No reality shows are filmed in the Olympic Village. But like a lot of those series, the Village brings together competitors as “frenemies” for a short time in an unfamiliar environment with less privacy than they have at home or at a lot of competitions.
At least reporters and photographers aren’t there en masses. Olympic organizers carve out another space.
The podcast series In The Village will bridge that gap. Two-time Olympic swimming medalist Elizabeth Beisel will talk with athletes about their time in this unique place, both in past Olympics and these unusual Games in which COVID-19 protocols are reshaping the experience.
In the first episode, gymnast Laurie Hernandez talks about the camaraderie among her U.S. team as they traveled together and checked in together in Rio, paying little attention to the fact that they will be competing against each other in individual events as well as with each other in the all-important team competition.
“It was all of us kind of getting ready for this journey together, and it was pretty thrilling,” Hernandez said. “It was competitive but in a way that still, at least to me, felt friendly.”
Four-time Olympic high jumper Chaunté Lowe found the Village security intimidating, with soldiers and dogs poking around at everything. She was also surprised by the diversity, not just in terms of nationalities and ethnicities but of how the athletes are built. On one trip, she exchanged pins with 7-foot-6 Chinese basketball player Yao Ming and marveled that his calves were the size of her head.

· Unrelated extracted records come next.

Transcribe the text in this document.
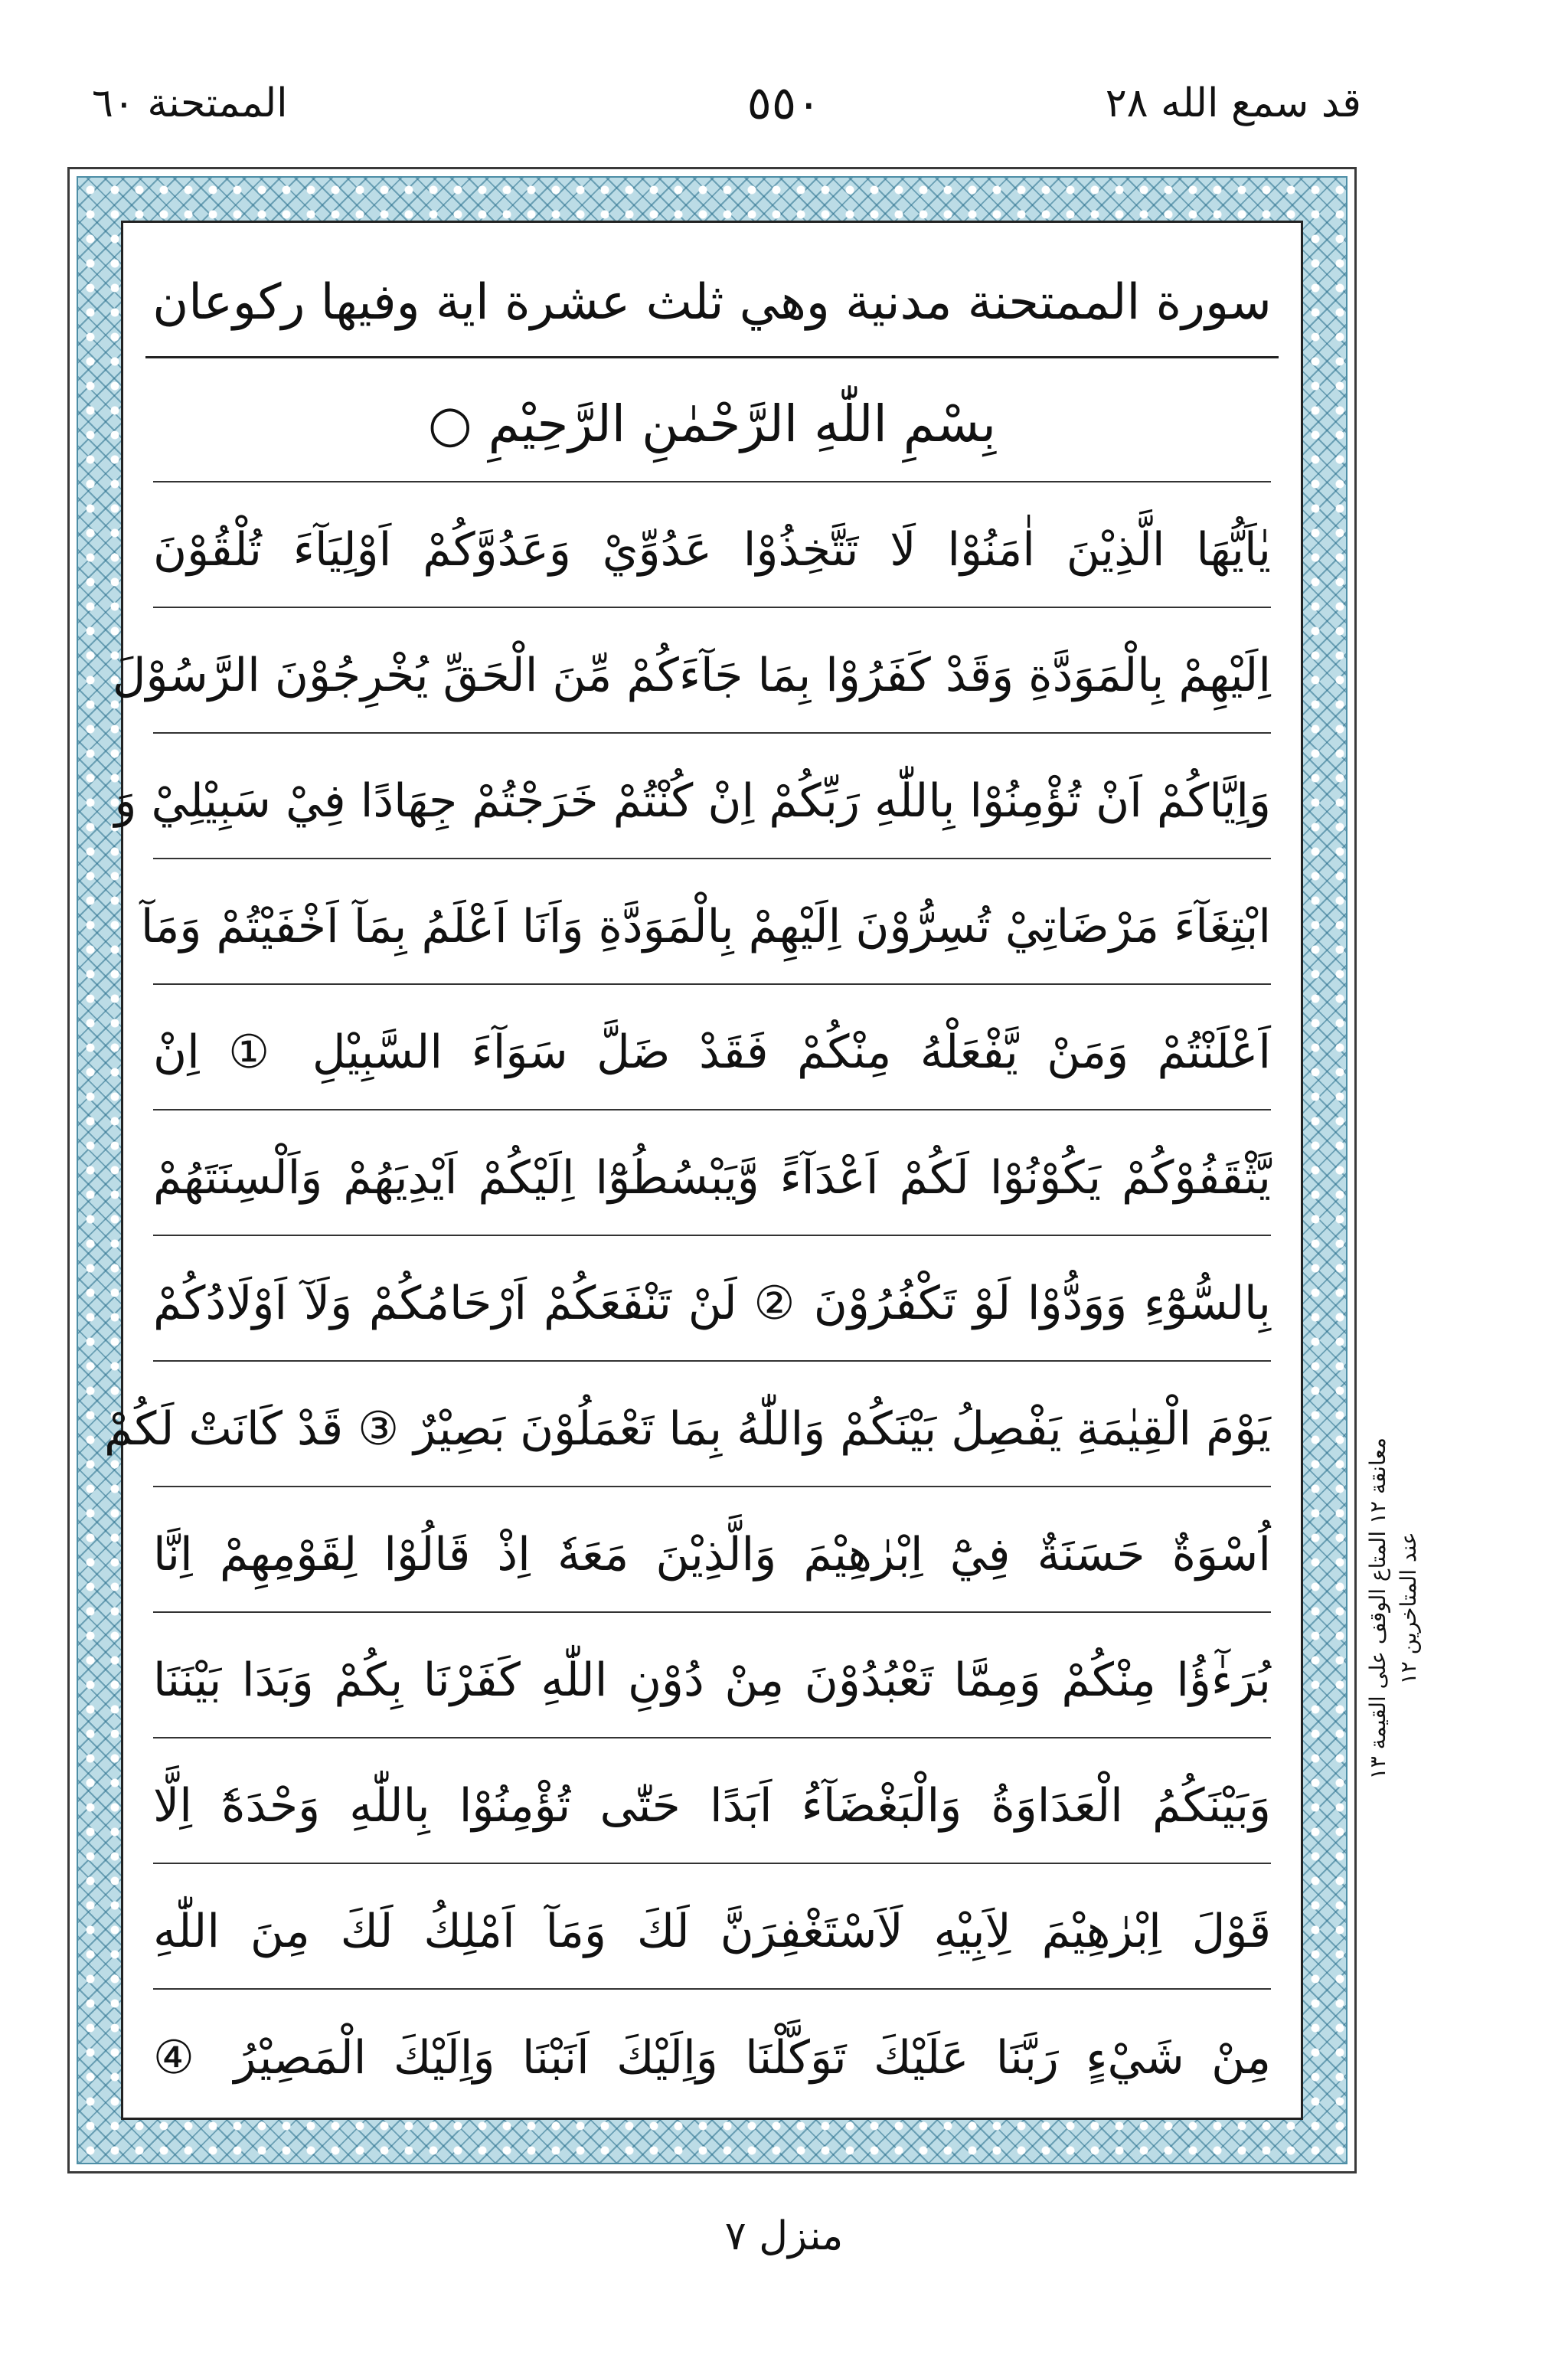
قد سمع الله ٢٨
٥٥٠
الممتحنة ٦٠
سورة الممتحنة مدنية وهي ثلث عشرة اية وفيها ركوعان
بِسْمِ اللّٰهِ الرَّحْمٰنِ الرَّحِيْمِ ○
يٰاَيُّهَا الَّذِيْنَ اٰمَنُوْا لَا تَتَّخِذُوْا عَدُوِّيْ وَعَدُوَّكُمْ اَوْلِيَآءَ تُلْقُوْنَ
اِلَيْهِمْ بِالْمَوَدَّةِ وَقَدْ كَفَرُوْا بِمَا جَآءَكُمْ مِّنَ الْحَقِّ يُخْرِجُوْنَ الرَّسُوْلَ
وَاِيَّاكُمْ اَنْ تُؤْمِنُوْا بِاللّٰهِ رَبِّكُمْ اِنْ كُنْتُمْ خَرَجْتُمْ جِهَادًا فِيْ سَبِيْلِيْ وَ
ابْتِغَآءَ مَرْضَاتِيْ تُسِرُّوْنَ اِلَيْهِمْ بِالْمَوَدَّةِ وَاَنَا اَعْلَمُ بِمَآ اَخْفَيْتُمْ وَمَآ
اَعْلَنْتُمْ وَمَنْ يَّفْعَلْهُ مِنْكُمْ فَقَدْ ضَلَّ سَوَآءَ السَّبِيْلِ ① اِنْ
يَّثْقَفُوْكُمْ يَكُوْنُوْا لَكُمْ اَعْدَآءً وَّيَبْسُطُوْٓا اِلَيْكُمْ اَيْدِيَهُمْ وَاَلْسِنَتَهُمْ
بِالسُّوْٓءِ وَوَدُّوْا لَوْ تَكْفُرُوْنَ ② لَنْ تَنْفَعَكُمْ اَرْحَامُكُمْ وَلَآ اَوْلَادُكُمْ
يَوْمَ الْقِيٰمَةِ يَفْصِلُ بَيْنَكُمْ وَاللّٰهُ بِمَا تَعْمَلُوْنَ بَصِيْرٌ ③ قَدْ كَانَتْ لَكُمْ
اُسْوَةٌ حَسَنَةٌ فِيْٓ اِبْرٰهِيْمَ وَالَّذِيْنَ مَعَهٗ اِذْ قَالُوْا لِقَوْمِهِمْ اِنَّا
بُرَءٰٓؤُا مِنْكُمْ وَمِمَّا تَعْبُدُوْنَ مِنْ دُوْنِ اللّٰهِ كَفَرْنَا بِكُمْ وَبَدَا بَيْنَنَا
وَبَيْنَكُمُ الْعَدَاوَةُ وَالْبَغْضَآءُ اَبَدًا حَتّٰى تُؤْمِنُوْا بِاللّٰهِ وَحْدَهٗٓ اِلَّا
قَوْلَ اِبْرٰهِيْمَ لِاَبِيْهِ لَاَسْتَغْفِرَنَّ لَكَ وَمَآ اَمْلِكُ لَكَ مِنَ اللّٰهِ
مِنْ شَيْءٍ رَبَّنَا عَلَيْكَ تَوَكَّلْنَا وَاِلَيْكَ اَنَبْنَا وَاِلَيْكَ الْمَصِيْرُ ④
معانقة ١٢ المتاع الوقف على القيمة ١٣
عند المتاخرين ١٢
منزل ٧
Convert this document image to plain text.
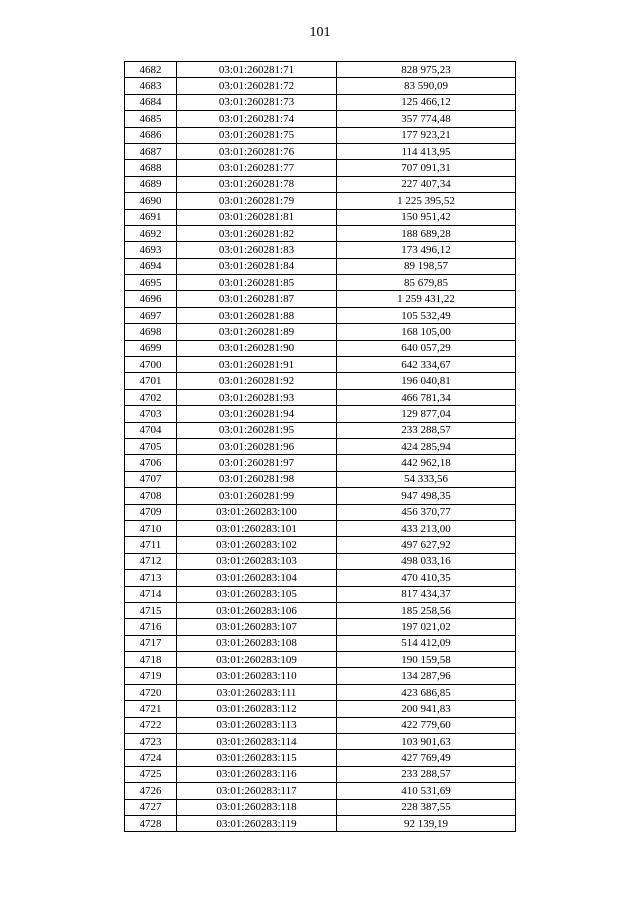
101
4682	03:01:260281:71	828 975,23
4683	03:01:260281:72	83 590,09
4684	03:01:260281:73	125 466,12
4685	03:01:260281:74	357 774,48
4686	03:01:260281:75	177 923,21
4687	03:01:260281:76	114 413,95
4688	03:01:260281:77	707 091,31
4689	03:01:260281:78	227 407,34
4690	03:01:260281:79	1 225 395,52
4691	03:01:260281:81	150 951,42
4692	03:01:260281:82	188 689,28
4693	03:01:260281:83	173 496,12
4694	03:01:260281:84	89 198,57
4695	03:01:260281:85	85 679,85
4696	03:01:260281:87	1 259 431,22
4697	03:01:260281:88	105 532,49
4698	03:01:260281:89	168 105,00
4699	03:01:260281:90	640 057,29
4700	03:01:260281:91	642 334,67
4701	03:01:260281:92	196 040,81
4702	03:01:260281:93	466 781,34
4703	03:01:260281:94	129 877,04
4704	03:01:260281:95	233 288,57
4705	03:01:260281:96	424 285,94
4706	03:01:260281:97	442 962,18
4707	03:01:260281:98	54 333,56
4708	03:01:260281:99	947 498,35
4709	03:01:260283:100	456 370,77
4710	03:01:260283:101	433 213,00
4711	03:01:260283:102	497 627,92
4712	03:01:260283:103	498 033,16
4713	03:01:260283:104	470 410,35
4714	03:01:260283:105	817 434,37
4715	03:01:260283:106	185 258,56
4716	03:01:260283:107	197 021,02
4717	03:01:260283:108	514 412,09
4718	03:01:260283:109	190 159,58
4719	03:01:260283:110	134 287,96
4720	03:01:260283:111	423 686,85
4721	03:01:260283:112	200 941,83
4722	03:01:260283:113	422 779,60
4723	03:01:260283:114	103 901,63
4724	03:01:260283:115	427 769,49
4725	03:01:260283:116	233 288,57
4726	03:01:260283:117	410 531,69
4727	03:01:260283:118	228 387,55
4728	03:01:260283:119	92 139,19
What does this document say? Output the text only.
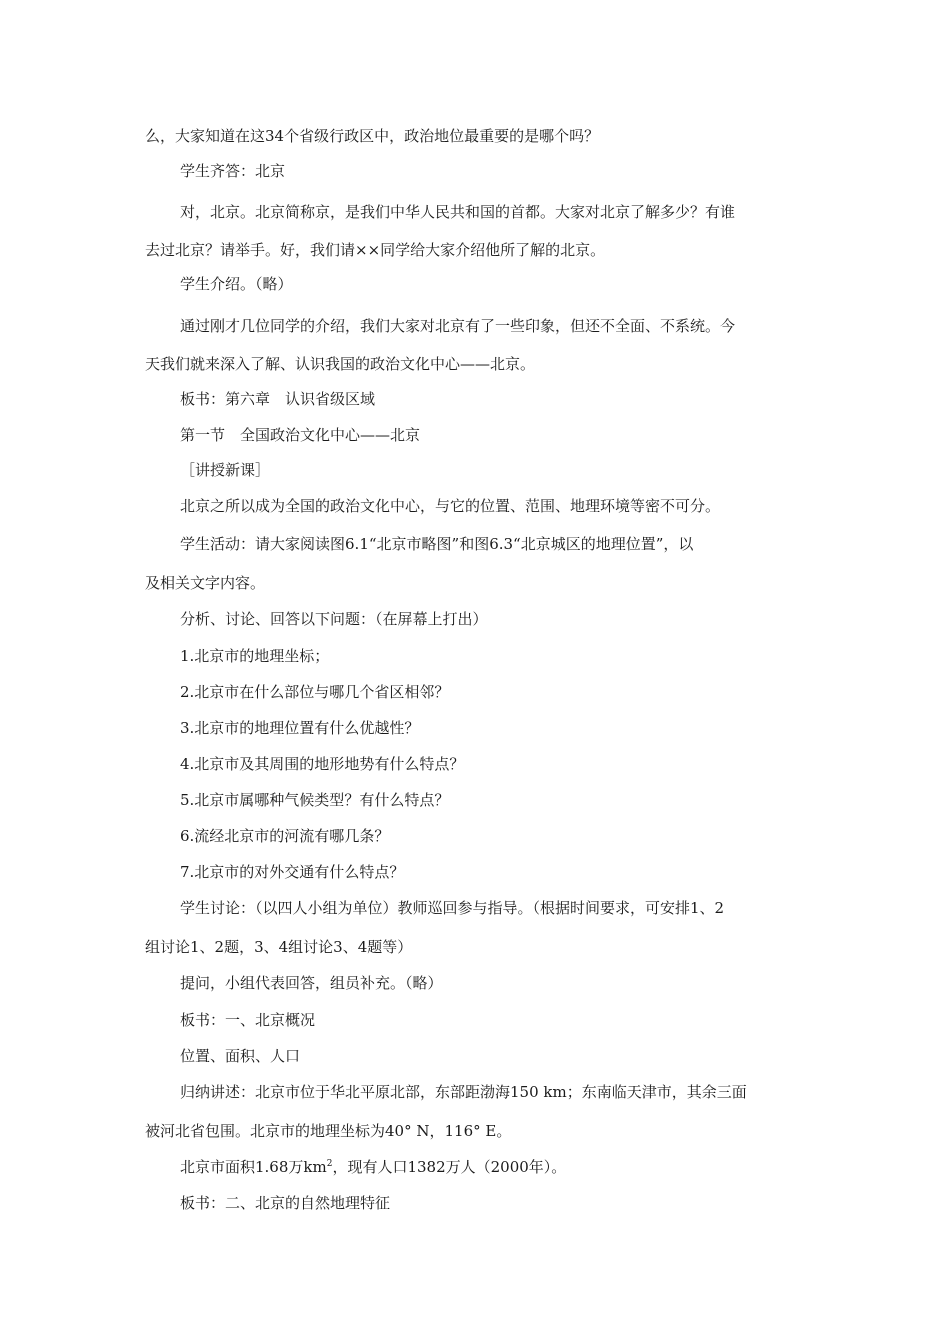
么，大家知道在这34个省级行政区中，政治地位最重要的是哪个吗？
学生齐答：北京
对，北京。北京简称京，是我们中华人民共和国的首都。大家对北京了解多少？有谁
去过北京？请举手。好，我们请××同学给大家介绍他所了解的北京。
学生介绍。（略）
通过刚才几位同学的介绍，我们大家对北京有了一些印象，但还不全面、不系统。今
天我们就来深入了解、认识我国的政治文化中心——北京。
板书：第六章　认识省级区域
第一节　全国政治文化中心——北京
［讲授新课］
北京之所以成为全国的政治文化中心，与它的位置、范围、地理环境等密不可分。
学生活动：请大家阅读图6.1“北京市略图”和图6.3“北京城区的地理位置”，以
及相关文字内容。
分析、讨论、回答以下问题：（在屏幕上打出）
1.北京市的地理坐标；
2.北京市在什么部位与哪几个省区相邻？
3.北京市的地理位置有什么优越性？
4.北京市及其周围的地形地势有什么特点？
5.北京市属哪种气候类型？有什么特点？
6.流经北京市的河流有哪几条？
7.北京市的对外交通有什么特点？
学生讨论：（以四人小组为单位）教师巡回参与指导。（根据时间要求，可安排1、2
组讨论1、2题，3、4组讨论3、4题等）
提问，小组代表回答，组员补充。（略）
板书：一、北京概况
位置、面积、人口
归纳讲述：北京市位于华北平原北部，东部距渤海150 km；东南临天津市，其余三面
被河北省包围。北京市的地理坐标为40° N，116° E。
北京市面积1.68万$km^2$，现有人口1382万人（2000年）。
板书：二、北京的自然地理特征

“I thought that I was going to be excited about being in this place where everyone was athletes, and they’d all look the same, they’d all be fit, and I wouldn’t stand out,” Lowe said. “But it was the exact opposite. When I went into the Village, I saw diversity in a way that I could not even imagine. You’re standing next to the gymnasts, and they’re not even five feet tall, yet they’re built and made perfectly to do amazing things.”
Beisel also chats with three-time Paralympian Oz Sanchez, a cyclist who won medals in the last three Games, and swimmer Kathleen Baker, who won a relay gold and individual backstroke silver in Rio.
The podcast will be a rare behind-the-scenes view for fans, but it’ll also be vital listening for athletes looking for advice from Olympic veterans.
“Take a lot of photos,” Hernandez said. “You can delete them later, which you never will.”